Business Law
From starting your own business to ensuring corporate responsibility, making sure that you have the right legal advice is crucial. At Byrd & Byrd, many of our attorneys have run businesses, earned their M.B.A., or are trained in understanding business law. This gives us the personal experience and expertise to be able to help you handle the legal side of business while you focus on growing and handling your own business.
For a quick response to your questions regarding Business Law, contact us at 301.464.7448.
Table of Contents
Business Formation | Bylaws | Choice of Entity | Membership/Partnership Agreements | Non-Profit 501(c)(3)
Business Formation
Starting your own business is both an incredibly exciting and terrible daunting time in your life. It is a serious risk that can result in great success – when done correctly, legally, and with the right counsel. When you are starting your own business, it is important to ensure that you are completely within your legal rights and restraints at all times.
Here at Byrd & Byrd we can help you determine your Choice of Entity, whether it be a Corporation, Limited Liability Company (LLC), or a Partnership orSole Proprietorship. Furthermore, we can develop Bylaws which layout how your business will be run and by which predetermined rules. Finally, we can provide you with membership and partnership agreements for your business’ customers and contacts.
Bylaws
In any relationship, you cannot go into it without having discussed the important issues first. For example, it is important to discuss where you will be operating, how members or shareholders will be added, and how many, and the list goes on. In order for a business to be successful, some ground rules, or bylaws, must be agreed upon beforehand. There will be a number of issues addressed within your company’s bylaws, such as identifying information (name, address, etc.); procedures for shareholders and stocks; procedures for amending the bylaws; and much more.
For a quick response to your questions regarding bylaws, contact us at 301.464.7448.
Choice of Entity
There are many different types of entities for which your desired business may be eligible. When making this decision, you must evaluate the conditions of your desired business. These considerations include the size and cost of the entity; tort and tax liability; regulatory requirements as determined by state government as well as local municipality; and protection of your intellectual property, services, and products as wekk as tax considerations. There are three main types of entities: corporations, limited liability companies (LLCs), and partnerships/sole proprietorships.
Corporations are created under state laws with as separate legal entities with expressed rights and liabilities that are separate from its members. They often consist of a board of directors or shareholders who are responsible for filing annual reports to the state. When creating a corporation, you must file Articles of Incorporation, obtain an Employer ID Number (EIN), designate, create and meet as a Board of Directors and Shareholders.
Limited Liability Companies (LLCs) are often considered advantageous for a small to medium-sized business. Starting out requires filing the proper Articles of Organization with the state, obtaining an EIN and signing an Operating Agreement. As it states in the name, there is limited liability protection for the owners, called members. Advantages of an LLC over a traditional corporation include the no requirement for frequent corporate meetings. As with any business, there are necessary periodic filings with the state in order to keep the LLC status active.
Partnership/Sole Proprietorship occurs when there is one or two people running the entire business. Start-up fees are much lower and there is no annual compliance. All business-related assets become subject to the owner’s personal liabilities and visa versa. Although simpler to establish and operate, this is the least desirable form of business entity if liability is of concern.
Membership/Partnership Agreements
These are the agreements between your business partners. A successful business venture is often one where the entrepreneurs take the time before going into business to write up an agreement detailing how the business will be run, who will be responsible for what business activities, and how disputes will be resolved.
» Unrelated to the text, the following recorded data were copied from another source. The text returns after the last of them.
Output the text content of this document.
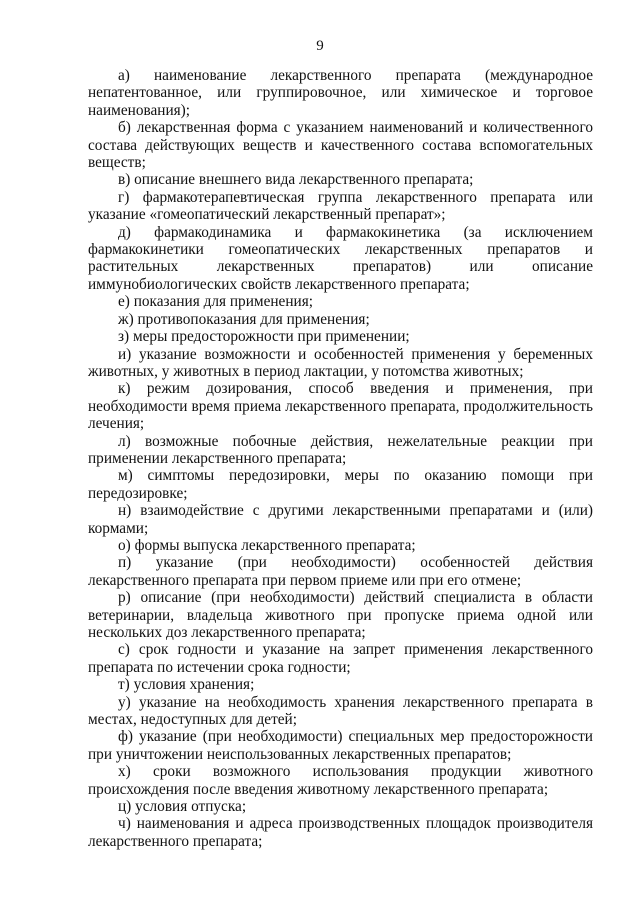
9

а) наименование лекарственного препарата (международное непатентованное, или группировочное, или химическое и торговое наименования);

б) лекарственная форма с указанием наименований и количественного состава действующих веществ и качественного состава вспомогательных веществ;

в) описание внешнего вида лекарственного препарата;

г) фармакотерапевтическая группа лекарственного препарата или указание «гомеопатический лекарственный препарат»;

д) фармакодинамика и фармакокинетика (за исключением фармакокинетики гомеопатических лекарственных препаратов и растительных лекарственных препаратов) или описание иммунобиологических свойств лекарственного препарата;

е) показания для применения;

ж) противопоказания для применения;

з) меры предосторожности при применении;

и) указание возможности и особенностей применения у беременных животных, у животных в период лактации, у потомства животных;

к) режим дозирования, способ введения и применения, при необходимости время приема лекарственного препарата, продолжительность лечения;

л) возможные побочные действия, нежелательные реакции при применении лекарственного препарата;

м) симптомы передозировки, меры по оказанию помощи при передозировке;

н) взаимодействие с другими лекарственными препаратами и (или) кормами;

о) формы выпуска лекарственного препарата;

п) указание (при необходимости) особенностей действия лекарственного препарата при первом приеме или при его отмене;

р) описание (при необходимости) действий специалиста в области ветеринарии, владельца животного при пропуске приема одной или нескольких доз лекарственного препарата;

с) срок годности и указание на запрет применения лекарственного препарата по истечении срока годности;

т) условия хранения;

у) указание на необходимость хранения лекарственного препарата в местах, недоступных для детей;

ф) указание (при необходимости) специальных мер предосторожности при уничтожении неиспользованных лекарственных препаратов;

х) сроки возможного использования продукции животного происхождения после введения животному лекарственного препарата;

ц) условия отпуска;

ч) наименования и адреса производственных площадок производителя лекарственного препарата;
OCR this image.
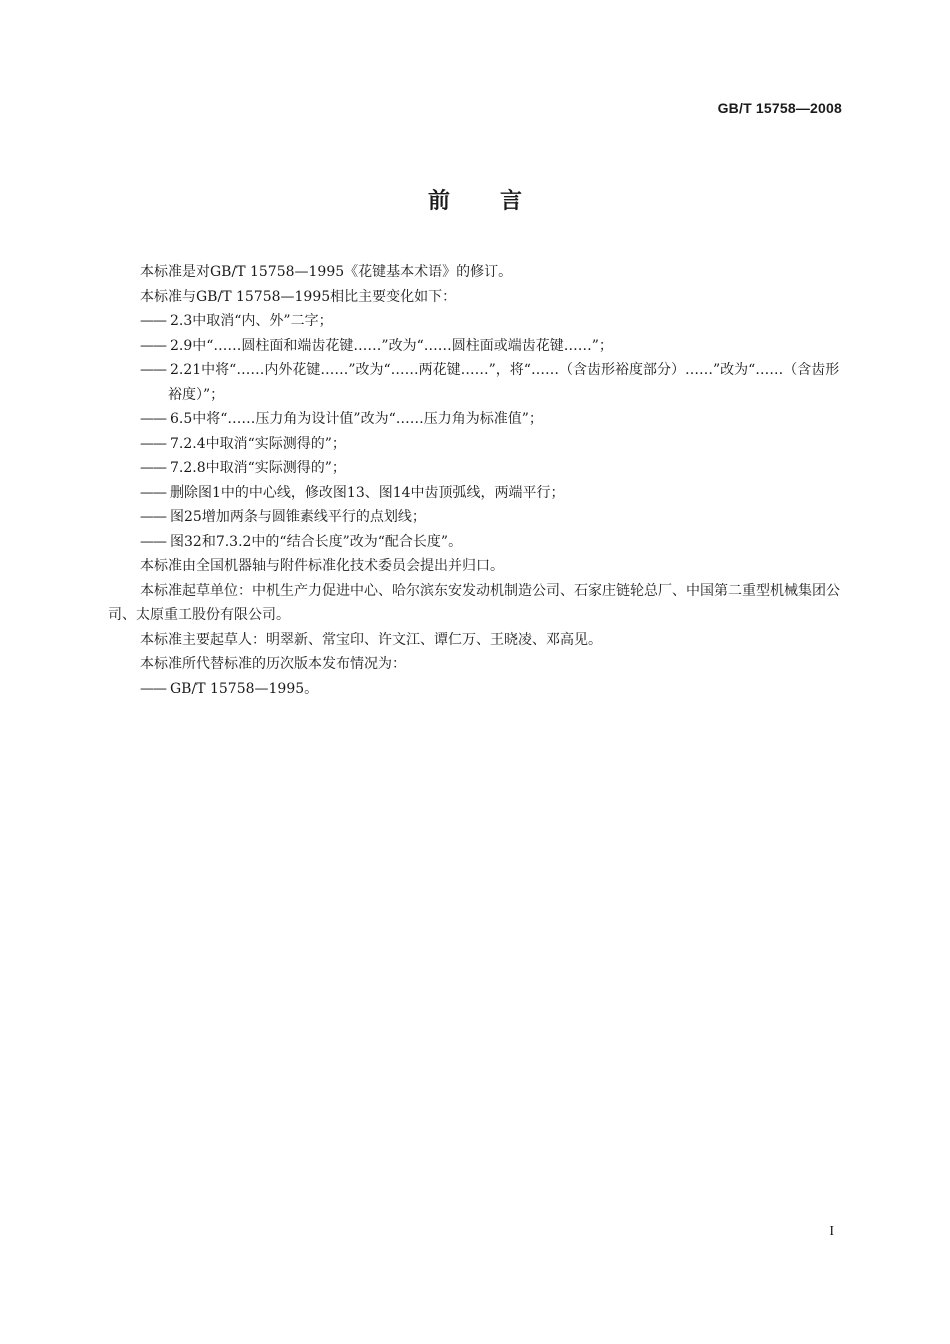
GB/T 15758—2008
前言

本标准是对GB/T 15758—1995《花键基本术语》的修订。

本标准与GB/T 15758—1995相比主要变化如下：

—— 2.3中取消“内、外”二字；

—— 2.9中“……圆柱面和端齿花键……”改为“……圆柱面或端齿花键……”；

—— 2.21中将“……内外花键……”改为“……两花键……”，将“……（含齿形裕度部分）……”改为“……（含齿形裕度）”；

—— 6.5中将“……压力角为设计值”改为“……压力角为标准值”；

—— 7.2.4中取消“实际测得的”；

—— 7.2.8中取消“实际测得的”；

—— 删除图1中的中心线，修改图13、图14中齿顶弧线，两端平行；

—— 图25增加两条与圆锥素线平行的点划线；

—— 图32和7.3.2中的“结合长度”改为“配合长度”。

本标准由全国机器轴与附件标准化技术委员会提出并归口。

本标准起草单位：中机生产力促进中心、哈尔滨东安发动机制造公司、石家庄链轮总厂、中国第二重型机械集团公司、太原重工股份有限公司。

本标准主要起草人：明翠新、常宝印、许文江、谭仁万、王晓凌、邓高见。

本标准所代替标准的历次版本发布情况为：

—— GB/T 15758—1995。

I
A good business law attorney can help you anticipate what issues may arise, before they arise, and help you draft an agreement that will allow you to concentrate on growing your business.
For a quick response to your questions regarding membership or partnership agreements, contact us at 301.464.7448.
Non-Profit 501(c)(3)
These are different from businesses in that they are tax-exempt, nonprofit associations, meaning they are exempt from federal or state taxes, income taxes or state sales or use tax. The number 501(c ) refers to the statute in the Internal Revenue Code (I.R.C.) that establishes their tax status. Such organizations can be religious, educational, charitable, literary, or scientific in nature. They can also include amateur sports leagues, the arts, and specific issue awareness.
In the state of Maryland, there is an organization that promotes the creation and cooperation of nonprofit organizations within the state. Maryland Nonprofits provides services, awareness, and information regarding creating your own nonprofit and networking with other similar associations in the state.